What is famous: Dale was inspired by the book “The Bartender’s Guide” by another famous mixologist Jerry Thomas. During the DeGroff era, sour cocktail sours with many artificial colors and flavors were popular in the United States, but Dale relied on the classic approach.
In his bar, he served drinks only from natural ingredients, used traditional cocktail mixing techniques, and purchased alcohol of the highest quality. He published a book that has become a modern classic: “Cocktail art: everything you need to know to become a super-bartender” (The Craft of the Cocktail: Everything You Need to Know to Be a Master Bartender).
Sasha Petraske
American mixologist, opened and ran the Milk & Honey Bar in New York City in 1999.
What is famous: continued the work of DeGroff, insisting on the traditional approach to mixing cocktails. He also emphasized the importance of a high level of service in the bar and creating a welcoming atmosphere.
He introduced the rule of mandatory use of jiggers, thanks to which all cocktails in his bar had clear proportions and could be easily repeated in any conditions.
He followed the principle of “less is more”, reducing the recipe of most cocktails to just three ingredients. Became a mentor to many representatives of the next generation of bartenders, often after working with Sasha people started their own successful careers, many also became famous bartenders.
Audrey Saunders
A bartender from New York, she founded The Pegu Club, a lounge bar that became the cradle of the “cocktail revolution” of the early XNUMXs.

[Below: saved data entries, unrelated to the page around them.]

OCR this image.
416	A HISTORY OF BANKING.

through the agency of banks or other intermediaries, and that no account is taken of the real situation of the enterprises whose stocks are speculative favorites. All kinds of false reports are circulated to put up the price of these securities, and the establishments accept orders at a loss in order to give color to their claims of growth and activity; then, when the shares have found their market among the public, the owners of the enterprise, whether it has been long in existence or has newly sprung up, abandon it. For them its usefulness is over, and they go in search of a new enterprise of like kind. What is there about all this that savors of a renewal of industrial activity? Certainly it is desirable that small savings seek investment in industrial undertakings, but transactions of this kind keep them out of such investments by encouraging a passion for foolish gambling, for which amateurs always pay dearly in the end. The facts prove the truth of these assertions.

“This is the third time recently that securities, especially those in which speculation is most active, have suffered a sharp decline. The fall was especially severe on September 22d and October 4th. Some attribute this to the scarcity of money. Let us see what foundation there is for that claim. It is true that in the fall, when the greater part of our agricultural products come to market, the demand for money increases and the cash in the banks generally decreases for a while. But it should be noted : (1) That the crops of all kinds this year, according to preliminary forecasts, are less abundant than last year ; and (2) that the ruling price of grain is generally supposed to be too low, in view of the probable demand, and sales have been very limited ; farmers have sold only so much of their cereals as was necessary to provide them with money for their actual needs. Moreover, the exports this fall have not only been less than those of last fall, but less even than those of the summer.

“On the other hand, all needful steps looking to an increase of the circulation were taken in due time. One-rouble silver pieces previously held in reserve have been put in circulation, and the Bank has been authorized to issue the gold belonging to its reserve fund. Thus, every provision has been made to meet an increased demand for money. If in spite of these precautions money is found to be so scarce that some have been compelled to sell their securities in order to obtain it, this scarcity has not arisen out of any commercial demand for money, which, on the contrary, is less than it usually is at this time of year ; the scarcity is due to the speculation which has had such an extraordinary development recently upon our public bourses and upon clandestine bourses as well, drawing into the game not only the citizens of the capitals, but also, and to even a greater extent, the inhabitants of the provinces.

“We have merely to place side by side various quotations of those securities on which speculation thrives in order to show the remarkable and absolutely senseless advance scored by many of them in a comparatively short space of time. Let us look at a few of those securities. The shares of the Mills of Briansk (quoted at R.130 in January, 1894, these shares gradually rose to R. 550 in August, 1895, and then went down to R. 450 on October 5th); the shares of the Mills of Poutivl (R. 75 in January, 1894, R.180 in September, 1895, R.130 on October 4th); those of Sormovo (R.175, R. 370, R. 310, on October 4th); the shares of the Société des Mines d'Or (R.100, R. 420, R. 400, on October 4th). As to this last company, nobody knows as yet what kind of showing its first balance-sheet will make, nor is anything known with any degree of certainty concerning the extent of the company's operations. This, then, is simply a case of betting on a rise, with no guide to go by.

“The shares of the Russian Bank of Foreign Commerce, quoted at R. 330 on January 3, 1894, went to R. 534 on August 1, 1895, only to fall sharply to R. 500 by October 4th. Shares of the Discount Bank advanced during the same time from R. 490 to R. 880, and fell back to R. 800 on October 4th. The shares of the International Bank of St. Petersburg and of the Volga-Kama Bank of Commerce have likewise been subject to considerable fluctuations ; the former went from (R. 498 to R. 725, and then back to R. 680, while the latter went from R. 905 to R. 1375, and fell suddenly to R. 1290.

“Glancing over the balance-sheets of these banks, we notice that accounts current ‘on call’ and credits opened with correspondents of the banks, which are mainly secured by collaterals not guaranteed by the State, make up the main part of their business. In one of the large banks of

Than famous: continued the work of Dale DeGroff and advocated the use of exclusively natural and high-quality ingredients in cocktails. Thanks to her, cocktails ceased to be considered a drink of high society and became popular in the widest circles. She saved many classic recipes from oblivion, including The Pegu Club, after which she named her bar.
Corporate recipe. The Pegu Club: ¾ parts Cointreau and lime juice, 2 parts gin, a couple of drops of angostura and orange bitter. Mix everything in an ice-filled shaker and serve with a lime wedge.
Dave Arnold
Chef, scientist, bartender, co-founder of Booker and Dax, a bar-laboratory that opened in New York in 2011.
What is famous: used high-tech equipment in his bar, as well as items from real science laboratories. For example, in order to achieve the maximum degree of purification of juices, Dave drove them through centrifuges, and often used liquid nitrogen.
In 2014, he published the book Liquid Intelligence, in which he frankly revealed all the secrets of his cuisine and told how to repeat his recipes at home.
Ivy Mix
Another girl bartender who opened the Brooklyn bar Leyenda.
Than famous: specializes in Mexican and South American spirits. Her bar, Leyenda, has won numerous awards since opening in 2015 and has even been voted the best bar in the United States.
In 2011, Ivy Meeks founded Speed Rack, a charity women’s bartending competition with all proceeds going to the fight against breast cancer.